FAQ: Data Cleaning in R - Dealing with Multiple Files

This community-built FAQ covers the “Dealing with Multiple Files” exercise from the lesson “Data Cleaning in R”.

Paths and Courses
This exercise can be found in the following Codecademy content:

Learn R

FAQs on the exercise Dealing with Multiple Files

There are currently no frequently asked questions associated with this exercise – that’s where you come in! You can contribute to this section by offering your own questions, answers, or clarifications on this exercise. Ask or answer a question by clicking reply (reply) below.

If you’ve had an “aha” moment about the concepts, formatting, syntax, or anything else with this exercise, consider sharing those insights! Teaching others and answering their questions is one of the best ways to learn and stay sharp.

Join the Discussion. Help a fellow learner on their journey.

Ask or answer a question about this exercise by clicking reply (reply) below!

Agree with a comment or answer? Like (like) to up-vote the contribution!

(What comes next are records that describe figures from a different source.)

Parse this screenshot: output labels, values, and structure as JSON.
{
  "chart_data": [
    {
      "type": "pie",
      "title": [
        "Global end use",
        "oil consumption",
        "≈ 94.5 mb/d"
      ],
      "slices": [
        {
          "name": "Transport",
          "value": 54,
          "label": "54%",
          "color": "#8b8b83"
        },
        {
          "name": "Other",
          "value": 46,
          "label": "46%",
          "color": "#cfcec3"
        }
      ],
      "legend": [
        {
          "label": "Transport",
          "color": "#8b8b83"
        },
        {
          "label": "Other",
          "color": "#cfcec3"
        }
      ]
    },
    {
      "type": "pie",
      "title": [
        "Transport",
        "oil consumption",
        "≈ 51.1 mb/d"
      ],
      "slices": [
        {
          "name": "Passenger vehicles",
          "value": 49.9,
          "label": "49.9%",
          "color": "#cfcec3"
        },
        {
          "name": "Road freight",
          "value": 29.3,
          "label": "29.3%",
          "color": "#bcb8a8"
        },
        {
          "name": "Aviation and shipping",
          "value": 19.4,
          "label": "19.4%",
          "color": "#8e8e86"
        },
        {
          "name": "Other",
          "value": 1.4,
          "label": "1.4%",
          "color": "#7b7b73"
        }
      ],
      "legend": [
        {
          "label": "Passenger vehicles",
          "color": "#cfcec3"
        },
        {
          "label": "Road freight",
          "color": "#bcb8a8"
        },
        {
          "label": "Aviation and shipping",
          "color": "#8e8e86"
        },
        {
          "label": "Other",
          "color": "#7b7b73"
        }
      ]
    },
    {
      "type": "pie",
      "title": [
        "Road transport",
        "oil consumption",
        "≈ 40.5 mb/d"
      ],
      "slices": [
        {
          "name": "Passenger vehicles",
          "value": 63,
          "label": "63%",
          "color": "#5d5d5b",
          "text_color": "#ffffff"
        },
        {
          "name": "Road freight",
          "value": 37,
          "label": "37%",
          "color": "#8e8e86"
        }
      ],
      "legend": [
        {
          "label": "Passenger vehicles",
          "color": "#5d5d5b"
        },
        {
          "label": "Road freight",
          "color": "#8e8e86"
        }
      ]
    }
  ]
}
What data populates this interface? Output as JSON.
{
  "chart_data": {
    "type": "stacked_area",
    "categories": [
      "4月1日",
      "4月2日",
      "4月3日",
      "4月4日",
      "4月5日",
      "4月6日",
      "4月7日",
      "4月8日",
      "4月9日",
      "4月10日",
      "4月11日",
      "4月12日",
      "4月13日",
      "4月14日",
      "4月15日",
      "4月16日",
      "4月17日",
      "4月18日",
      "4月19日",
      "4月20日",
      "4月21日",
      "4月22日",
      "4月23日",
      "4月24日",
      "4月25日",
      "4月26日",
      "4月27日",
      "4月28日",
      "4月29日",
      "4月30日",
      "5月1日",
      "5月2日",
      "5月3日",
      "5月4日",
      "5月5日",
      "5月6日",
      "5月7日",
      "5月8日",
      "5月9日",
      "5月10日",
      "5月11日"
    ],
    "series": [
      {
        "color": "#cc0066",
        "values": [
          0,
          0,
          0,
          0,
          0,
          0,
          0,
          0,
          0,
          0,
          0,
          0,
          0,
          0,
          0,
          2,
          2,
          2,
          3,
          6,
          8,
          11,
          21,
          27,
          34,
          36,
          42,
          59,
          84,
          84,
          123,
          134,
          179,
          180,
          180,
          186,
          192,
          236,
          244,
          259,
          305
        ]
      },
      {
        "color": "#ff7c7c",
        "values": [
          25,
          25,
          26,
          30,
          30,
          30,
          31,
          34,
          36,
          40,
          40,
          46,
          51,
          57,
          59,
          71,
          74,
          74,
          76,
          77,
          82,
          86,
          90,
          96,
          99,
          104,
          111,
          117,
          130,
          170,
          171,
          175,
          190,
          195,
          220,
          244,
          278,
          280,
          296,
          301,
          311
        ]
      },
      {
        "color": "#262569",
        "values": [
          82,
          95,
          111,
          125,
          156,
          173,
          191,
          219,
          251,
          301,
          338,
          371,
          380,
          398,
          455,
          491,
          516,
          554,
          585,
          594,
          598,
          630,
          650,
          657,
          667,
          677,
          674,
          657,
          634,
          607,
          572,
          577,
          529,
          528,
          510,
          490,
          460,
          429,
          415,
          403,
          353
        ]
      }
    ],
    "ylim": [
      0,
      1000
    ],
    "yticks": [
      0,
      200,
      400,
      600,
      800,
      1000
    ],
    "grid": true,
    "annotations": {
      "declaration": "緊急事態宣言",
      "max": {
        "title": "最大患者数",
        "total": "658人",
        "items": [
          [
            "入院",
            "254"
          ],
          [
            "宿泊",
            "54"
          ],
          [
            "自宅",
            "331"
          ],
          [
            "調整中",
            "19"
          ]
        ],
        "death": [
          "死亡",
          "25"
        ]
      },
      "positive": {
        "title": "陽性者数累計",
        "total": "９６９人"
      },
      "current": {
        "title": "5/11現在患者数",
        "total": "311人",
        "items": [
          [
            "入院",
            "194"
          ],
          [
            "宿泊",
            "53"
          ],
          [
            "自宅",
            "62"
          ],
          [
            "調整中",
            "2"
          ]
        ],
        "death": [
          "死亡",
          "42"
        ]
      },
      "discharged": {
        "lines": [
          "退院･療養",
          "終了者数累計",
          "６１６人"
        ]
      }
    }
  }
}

Need broader help or resources? Head here.

Looking for motivation to keep learning? Join our wider discussions.

Learn more about how to use this guide.

Found a bug? Report it!

Have a question about your account or billing? Reach out to our customer support team!

None of the above? Find out where to ask other questions here!

Hi everyone,

I have a short question about the pattern parameter in the list.files() function.
In this lesson, to assing the list of files, one needs to type

student_files <- list.files(pattern = 'exams_.*csv')

Usually, I would assume that * would be the wildcard symbol, so that

student_files <- list.files(pattern = 'exams_*.csv')

would make more sense to me. Googling about wildcard characters for the pattern parameter in list.files() didn’t quite help me.
So why is it that the upper line of code works with the files exams_0.csv, exams_1.csv, …, exams_9.csv, while the line of code which makes more sense to me doesn’t?

Thanks,
Fready

I asked myself the exact same question and did not find an answer either.

I found it out by myself by now.

The string for the pattern parameter is a so called regular expression (regex).
A regex can contain stuff like ‘\d’, which would stand for any digit from 0-9.
The dot . is indeed the wildcard symbol, and an asterisk followed by either a character or an expression means that this expression can be repeated arbitrarily many times, even 0 times.
For an actual dot, one has to put a backslash before the dot.

For example, the regex pattern ‘a(ha)*’ would match the string ‘aha’, but also the strings ‘ahahahahahaha’ and ‘a’.

The pattern ‘exams_.*csv’ thus means: Find any filename that contains the substrings ‘exams_’ and, somewhere after that, ‘csv’.
The string ‘yo_mama_so_stupid_she_failed_all_exams_twice_42_csv’ would match the pattern as well, and it doesn’t even contain a dot.

Instead of *, one can also use +, which would mean an arbitrary number of repetitions, but at least one occurence. Thus the pattern ‘a(ha)+’ would not match ‘a’ anymore, but still ‘aha’ and ‘ahahahahahaha’.
As I mentioned before, \d inside a pattern string stands for any digit, so

student_files <- list.files(pattern = 'exams_\d+\.csv')

This means: Find any filenames that contain the substring ‘exams_’, directly followed by one or more digits (given through \d+), directly followed by the substring ‘.csv’ (remember the backslash before the dot). However, the filename ‘bexams_000.csvvv’ will most likely also match this pattern, since regular expressions need extra specifications to require that a string begins or ends with a certain expression.

I refer to the following links:
https://www.regular-expressions.info/
https://automatetheboringstuff.com/chapter7/

I’ve read the latter one today, this is why I know about this now, and could give myself an answer. It’s a bit annoying that no one else answered us in (more than) a week…

Cheers!

I am almost wondering if this is a typo on CodeAcademy. Because if you look on say, StackOverflow, it appears the * wildcard functions like it does in other languages where it expects characters to be in that position.

Wish @codeacademy would offer clarity.